The Iranian-born Sistani, who claimed he had forced
Washington to modify its blueprint for the country and agree to the election of
a constituent assembly that drafted the nation's constitution is believed to be 86
and lives in the Shiite holy city of Najaf, south of Baghdad. Last month
he called to arms thousands of Shiites to fight
against the Iraqi Sunnis who now control a large swath of territory astride both
sides of the Iraq-Syria border.
"These people in India don't understand elections are a small part of a
democracy. They need to be taught that pluralism and inclusiveness where the
majority insures the rights of the minority are essential goals to strive for is
the tru democracy and not ballot papers," said Riz pointing out that Maliki has
hindered the democratic process accorded on him for a good 8 years.
"If anything, democracy proves it has its deficiencies with Maliki such a weak
fool at the helm in the crucial first years of the young Iraq post 20003 war,"
he said.
Iraqi Prime Minister Nouri al-Maliki's sectarian-based
domestic policies backfired last month in a dramatic
fashion when his army – pieced together across
sectarian lines – quickly fell apart when confronted
with Mujahidun fighters from the Islamic State of Iraq
and Syria (ISIS).
The sudden collapse of military units defending Mosul,
Iraq's second largest city, the late Saddam Hussein's
hometown of Tikrit and the oil-rich northern city of
Kirkuk is reminiscent of the swift disintegration of
Saddam's army at the gates of Baghdad in 2003 when the
Americans invaded Iraq.
Washington, meanwhile, has pointedly declined to endorse Prime Minister al-Maliki, a Shiite,
who is blamed here for failing to reach out to the Sunni community in the
two-and-a-half years since US troops left, thus laying the conditions for the
current crisis.
"We gave Iraq the chance to have an inclusive democracy.
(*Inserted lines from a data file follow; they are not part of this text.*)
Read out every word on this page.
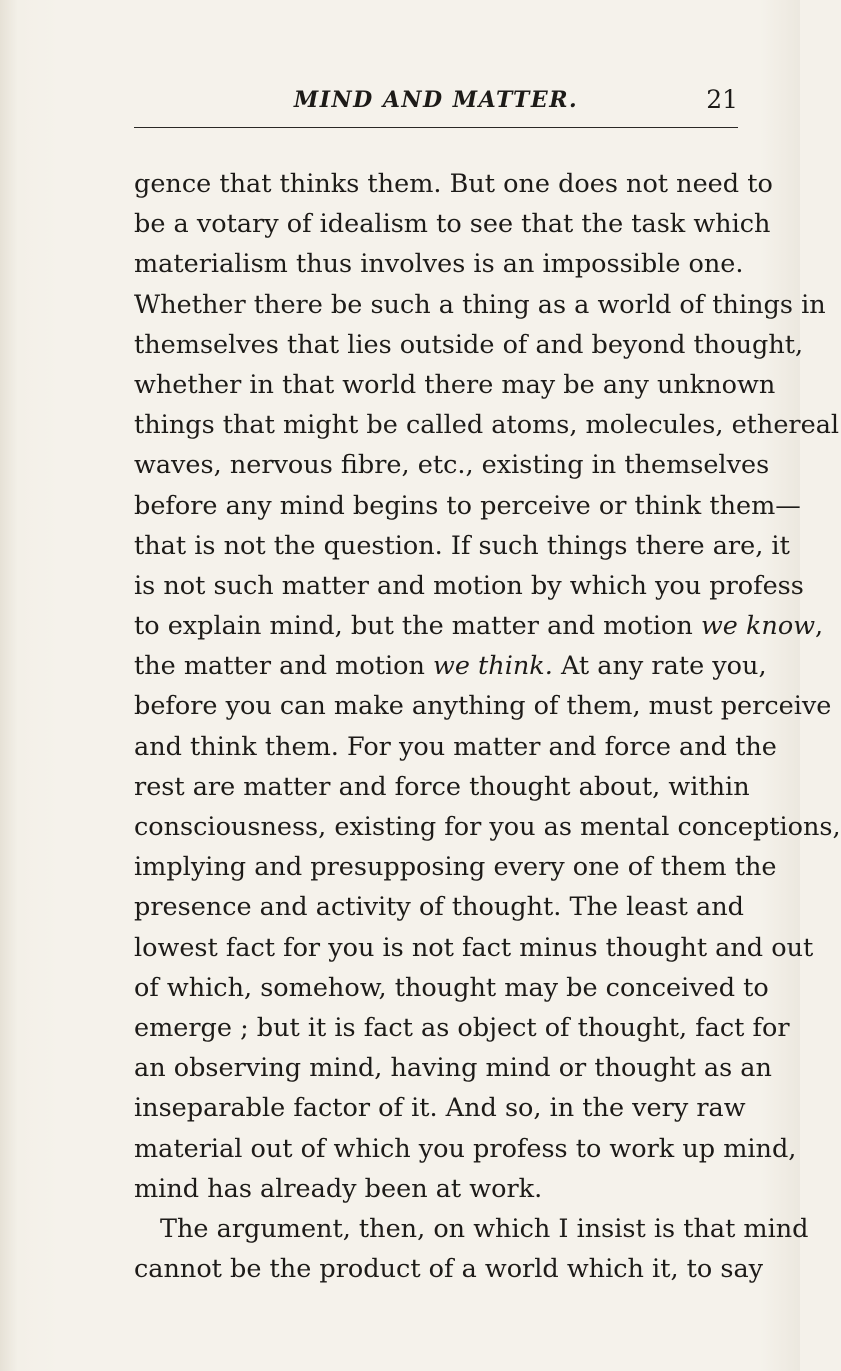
MIND AND MATTER.	21
gence that thinks them. But one does not need to
be a votary of idealism to see that the task which
materialism thus involves is an impossible one.
Whether there be such a thing as a world of things in
themselves that lies outside of and beyond thought,
whether in that world there may be any unknown
things that might be called atoms, molecules, ethereal
waves, nervous fibre, etc., existing in themselves
before any mind begins to perceive or think them—
that is not the question. If such things there are, it
is not such matter and motion by which you profess
to explain mind, but the matter and motion we know,
the matter and motion we think. At any rate you,
before you can make anything of them, must perceive
and think them. For you matter and force and the
rest are matter and force thought about, within
consciousness, existing for you as mental conceptions,
implying and presupposing every one of them the
presence and activity of thought. The least and
lowest fact for you is not fact minus thought and out
of which, somehow, thought may be conceived to
emerge ; but it is fact as object of thought, fact for
an observing mind, having mind or thought as an
inseparable factor of it. And so, in the very raw
material out of which you profess to work up mind,
mind has already been at work.
The argument, then, on which I insist is that mind
cannot be the product of a world which it, to say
To work across
sectarian lines to provide a better future for their children. And unfortunately
what we've seen is a breakdown of trust," Obama said.
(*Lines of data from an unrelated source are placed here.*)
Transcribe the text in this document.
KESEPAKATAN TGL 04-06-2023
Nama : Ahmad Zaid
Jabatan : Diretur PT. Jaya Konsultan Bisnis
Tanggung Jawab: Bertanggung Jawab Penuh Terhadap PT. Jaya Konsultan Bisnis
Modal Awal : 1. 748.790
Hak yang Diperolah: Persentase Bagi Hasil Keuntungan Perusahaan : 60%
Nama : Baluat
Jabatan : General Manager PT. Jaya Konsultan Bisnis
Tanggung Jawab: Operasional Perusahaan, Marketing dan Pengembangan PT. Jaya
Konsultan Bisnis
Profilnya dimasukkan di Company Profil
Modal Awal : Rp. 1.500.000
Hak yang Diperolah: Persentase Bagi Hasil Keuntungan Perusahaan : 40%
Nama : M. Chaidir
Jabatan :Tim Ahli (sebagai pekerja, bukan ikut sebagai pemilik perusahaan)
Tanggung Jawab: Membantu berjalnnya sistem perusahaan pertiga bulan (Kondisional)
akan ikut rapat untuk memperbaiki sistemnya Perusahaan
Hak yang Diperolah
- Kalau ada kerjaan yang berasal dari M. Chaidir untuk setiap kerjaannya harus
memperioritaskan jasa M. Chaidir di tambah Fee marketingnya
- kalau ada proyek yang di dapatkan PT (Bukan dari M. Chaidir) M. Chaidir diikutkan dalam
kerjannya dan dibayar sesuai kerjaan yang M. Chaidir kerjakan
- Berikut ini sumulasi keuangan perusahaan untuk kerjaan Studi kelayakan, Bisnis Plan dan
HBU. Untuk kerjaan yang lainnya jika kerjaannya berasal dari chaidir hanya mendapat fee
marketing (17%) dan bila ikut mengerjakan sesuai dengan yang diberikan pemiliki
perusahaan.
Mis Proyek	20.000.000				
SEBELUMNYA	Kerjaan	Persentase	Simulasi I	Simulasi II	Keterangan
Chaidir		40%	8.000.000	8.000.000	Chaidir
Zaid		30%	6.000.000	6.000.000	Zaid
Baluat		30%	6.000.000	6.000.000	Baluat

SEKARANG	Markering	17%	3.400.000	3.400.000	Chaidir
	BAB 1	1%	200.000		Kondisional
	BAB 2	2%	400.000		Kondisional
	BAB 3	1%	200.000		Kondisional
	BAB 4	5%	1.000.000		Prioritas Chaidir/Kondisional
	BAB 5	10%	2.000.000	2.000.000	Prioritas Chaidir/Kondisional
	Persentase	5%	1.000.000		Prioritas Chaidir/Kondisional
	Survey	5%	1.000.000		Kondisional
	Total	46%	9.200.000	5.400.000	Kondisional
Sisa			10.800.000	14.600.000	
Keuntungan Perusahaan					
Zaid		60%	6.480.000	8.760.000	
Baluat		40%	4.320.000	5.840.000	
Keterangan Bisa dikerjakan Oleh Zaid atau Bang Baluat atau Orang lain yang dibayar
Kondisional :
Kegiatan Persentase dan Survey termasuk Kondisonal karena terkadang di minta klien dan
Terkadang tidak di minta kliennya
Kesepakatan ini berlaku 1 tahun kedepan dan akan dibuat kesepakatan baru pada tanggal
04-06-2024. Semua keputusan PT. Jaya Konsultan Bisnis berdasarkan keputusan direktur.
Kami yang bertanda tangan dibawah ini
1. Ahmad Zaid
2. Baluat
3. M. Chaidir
Obama warned that only a new effort to frame an "inclusive" political system
by Iraqi leaders will keep the country together and in a wishful thinking to
repel the challenge from Islamic State of Iraq and Syria (ISIS) fighters who
have seized several key cities in Iraq, including Mosul. In an angry
reaction to Obama's warning that no amount of U.S. firepower could keep Iraq
together if its political leaders did not disdain sectarianism and work to unite
the country,
Shiite cleric Nassir al-Saedi, who is loyal to anti-U.S. cleric Muqtada al-Sadr, whose Mahdi
Army militia fought the Americans during their eight-year presence in Iraq,
threatened that the US 300 advisers in Baghdad would be attacked
It's rather easy to dismiss these Shia groups talking about
humanitarian mission, helping poor people, defending land of their holy shrines
when one wonders where are these Indian organizations when their Iraqi holy
cities were invaded by US, Syria people used to be killed by Assad dynasty and
Libya was destroyed by the US in the name of humanitarian missions. It is
crystal clear these Shia terror groups and their top cleric leaders are only
mere servants to their beloved nation Khomeini state of Iran which also was
sitting and watching all the invaders with no single action in defending Shia
holy cities.
Indian columnist and television commentator, Saeed Naqvi, derided the
Anjuman-e-Haideri's effort saying the move was "sentimental" and "foolish".
"This is sheer nonsense. It's a foolish effort. It's a bunch of nuts planning
this journey. I don't think India will ever allow them to reach Iraq. There
won't be visas or passports for them. Will they go on horseback?" Naqvi said.